We should minimize false negatives. Because this isn't a life or death situation, I think the goal would be to not miss anyone who is eligible. It's more important for a financial services company to accidentally send marketing to someone who isn't eligible than to miss out on a potential customer.

##### 22. Suppose we wanted to optimize for the answer you provided in problem 21. Which metric would we optimize in this case?

Random Forest.

##### 23. Suppose that instead of optimizing for the metric in problem 21, we wanted to balance our false positives and false negatives using `f1-score`. Why might [f1-score](https://en.wikipedia.org/wiki/F1_score) be an appropriate metric to use here?

The f1-score is an appropriate metric because there is no right or wrong answer to the question above - all metrics are useful depending on how you look at the situation. f1-score gives a good overall performance of the model.

##### 24. Using f1-score, evaluate each of the models you fit on both the training and testing data.

In [40]:
f'Train: {f1_score(y2_train, logr_preds_train)}, Test: {f1_score(y2_test, logr_preds_test)}'

'Train: 0.8252658997178206, Test: 0.8304020100502513'

In [41]:
f'Train: {f1_score(y2_train, knn_preds_train)}, Test: {f1_score(y2_test, knn_preds_test)}'

'Train: 0.638085742771685, Test: 0.46557759626604434'

In [42]:
f'Train: {f1_score(y2_train, rforest_preds_train)}, Test: {f1_score(y2_test, rforest_preds_test)}'

'Train: 1.0, Test: 0.8321981424148606'

##### 25. Based on training f1-score and testing f1-score, is there evidence of a great deal overfitting in any of your models? Which ones?

KNN and Random Forest are overfit compared to logistic regression.

##### 26. Based on everything we've covered so far, if you had to pick just one model as your final model to use to answer the problem in front of you, which one model would you pick?
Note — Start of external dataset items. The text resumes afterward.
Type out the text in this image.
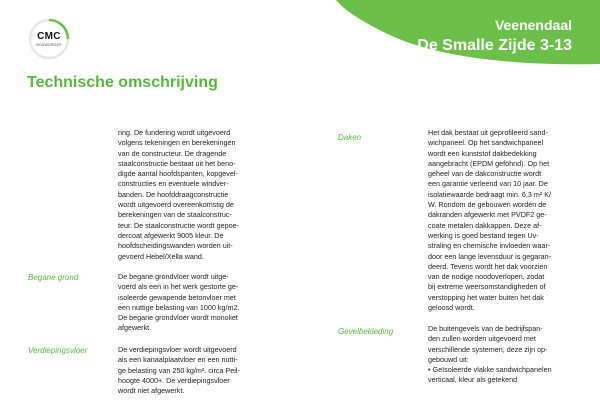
Veenendaal
De Smalle Zijde 3-13
CMC
BOUWGROEP
Technische omschrijving
ring. De fundering wordt uitgevoerd
volgens tekeningen en berekeningen
van de constructeur. De dragende
staalconstructie bestaat uit het beno-
digde aantal hoofdspanten, kopgevel-
constructies en eventuele windver-
banden. De hoofddraagconstructie
wordt uitgevoerd overeenkomstig de
berekeningen van de staalconstruc-
teur. De staalconstructie wordt gepoe-
dercoat afgewerkt 9005 kleur. De
hoofdscheidingswanden worden uit-
gevoerd Hebel/Xella wand.
Begane grond	De begane grondvloer wordt uitge-
voerd als een in het werk gestorte ge-
isoleerde gewapende betonvloer met
een nuttige belasting van 1000 kg/m2.
De begane grondvloer wordt monoliet
afgewerkt.
Verdiepingsvloer	De verdiepingsvloer wordt uitgevoerd
als een kanaalplaatvloer en een nutti-
ge belasting van 250 kg/m². circa Peil-
hoogte 4000+. De verdiepingsvloer
wordt niet afgewerkt.
Daken
Het dak bestaat uit geprofileerd sand-
wichpaneel. Op het sandwichpaneel
wordt een kunststof dakbedekking
aangebracht (EPDM geföhnd). Op het
geheel van de dakconstructie wordt
een garantie verleend van 10 jaar. De
isolatiewaarde bedraagt min. 6,3 m² K/
W. Rondom de gebouwen worden de
dakranden afgewerkt met PVDF2 ge-
coate metalen dakkappen. Deze af-
werking is goed bestand tegen Uv-
straling en chemische invloeden waar-
door een lange levensduur is gegaran-
deerd. Tevens wordt het dak voorzien
van de nodige noodoverlopen, zodat
bij extreme weersomstandigheden of
verstopping het water buiten het dak
geloosd wordt.
Gevelbekleding	De buitengevels van de bedrijfspan-
den zullen worden uitgevoerd met
verschillende systemen, deze zijn op-
gebouwd uit:
• Geïsoleerde vlakke sandwichpanelen
verticaal, kleur als getekend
Defend your choice.

I would pick Logistic Regression because it has the highest f1 score on the test set and is not overfit.

##### 27. Suppose you wanted to improve the performance of your final model. Brainstorm 2-3 things that, if you had more time, you would attempt.
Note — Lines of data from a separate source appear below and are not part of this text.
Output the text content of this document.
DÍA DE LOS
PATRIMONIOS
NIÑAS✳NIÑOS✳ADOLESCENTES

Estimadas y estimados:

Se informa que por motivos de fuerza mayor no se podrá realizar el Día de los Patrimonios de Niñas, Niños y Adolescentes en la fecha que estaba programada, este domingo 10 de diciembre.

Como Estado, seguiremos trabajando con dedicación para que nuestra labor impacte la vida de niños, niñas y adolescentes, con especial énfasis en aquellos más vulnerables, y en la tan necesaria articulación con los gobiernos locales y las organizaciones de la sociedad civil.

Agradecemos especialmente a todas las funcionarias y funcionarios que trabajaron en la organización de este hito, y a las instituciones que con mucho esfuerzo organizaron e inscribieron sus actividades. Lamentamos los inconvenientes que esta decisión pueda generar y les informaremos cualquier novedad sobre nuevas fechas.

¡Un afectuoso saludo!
I would improve my model by:
* trying different parameters on Logistic Regression for the penalty or C
* scaling the data

### Step 6: Answer the problem.

##### Briefly summarize your answers to the regression and classification problems. Be sure to include any limitations or hesitations in your answer.
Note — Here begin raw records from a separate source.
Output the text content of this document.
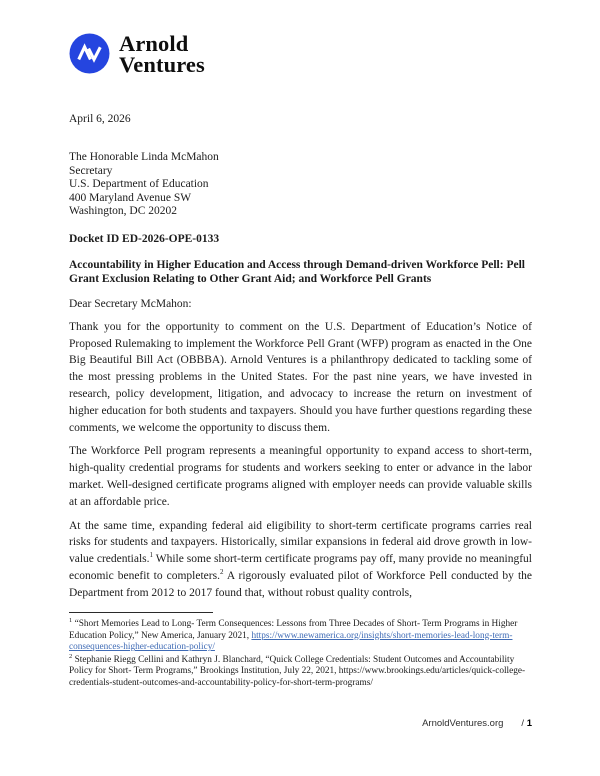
Arnold
Ventures

April 6, 2026

The Honorable Linda McMahon
Secretary
U.S. Department of Education
400 Maryland Avenue SW
Washington, DC 20202

Docket ID ED-2026-OPE-0133

Accountability in Higher Education and Access through Demand-driven Workforce Pell: Pell Grant Exclusion Relating to Other Grant Aid; and Workforce Pell Grants

Dear Secretary McMahon:

Thank you for the opportunity to comment on the U.S. Department of Education’s Notice of Proposed Rulemaking to implement the Workforce Pell Grant (WFP) program as enacted in the One Big Beautiful Bill Act (OBBBA). Arnold Ventures is a philanthropy dedicated to tackling some of the most pressing problems in the United States. For the past nine years, we have invested in research, policy development, litigation, and advocacy to increase the return on investment of higher education for both students and taxpayers. Should you have further questions regarding these comments, we welcome the opportunity to discuss them.

The Workforce Pell program represents a meaningful opportunity to expand access to short-term, high-quality credential programs for students and workers seeking to enter or advance in the labor market. Well-designed certificate programs aligned with employer needs can provide valuable skills at an affordable price.

At the same time, expanding federal aid eligibility to short-term certificate programs carries real risks for students and taxpayers. Historically, similar expansions in federal aid drove growth in low-value credentials.$^1$ While some short-term certificate programs pay off, many provide no meaningful economic benefit to completers.$^2$ A rigorously evaluated pilot of Workforce Pell conducted by the Department from 2012 to 2017 found that, without robust quality controls,

$^1$ “Short Memories Lead to Long- Term Consequences: Lessons from Three Decades of Short- Term Programs in Higher Education Policy,” New America, January 2021, https://www.newamerica.org/insights/short-memories-lead-long-term-consequences-higher-education-policy/

$^2$ Stephanie Riegg Cellini and Kathryn J. Blanchard, “Quick College Credentials: Student Outcomes and Accountability Policy for Short- Term Programs,” Brookings Institution, July 22, 2021, https://www.brookings.edu/articles/quick-college-credentials-student-outcomes-and-accountability-policy-for-short-term-programs/

ArnoldVentures.org / 1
- Regression: What features best predict one's income?
- Classification: Predict whether or not one is eligible for a 401k.

In [43]:
importances = forest.feature_importances_
features = X_train.columns
pd.DataFrame(importances, features).sort_values

<bound method DataFrame.sort_values of                0
marr    0.221671
male    0.011232
age     0.033686
fsize   0.012849
nettfa  0.684532
agesq   0.036030>

I chose random forest as my final regression model. The model's R2 is 43.5% on my test set and it's RMSE is 18.27, which lower than the baseline model's at 24.31. It scored higher than other models I tried, but could probably be improved by changing some of the parameters. I left everything as the default, but if there was more time would do a grid search to explore more option. Marriage and sex are the best predictors of one's income. 

I chose logsistic regression as my classification model. The accuracy score was 88.4% on the test set, which is better than all other models and the baseline of 59%. Even though this model didn't have the highest f1 score of all the models I tested it was the most consistent across the train and test sets. Again, if there was more time I would use grid search to test multiple parameters to find the best fit.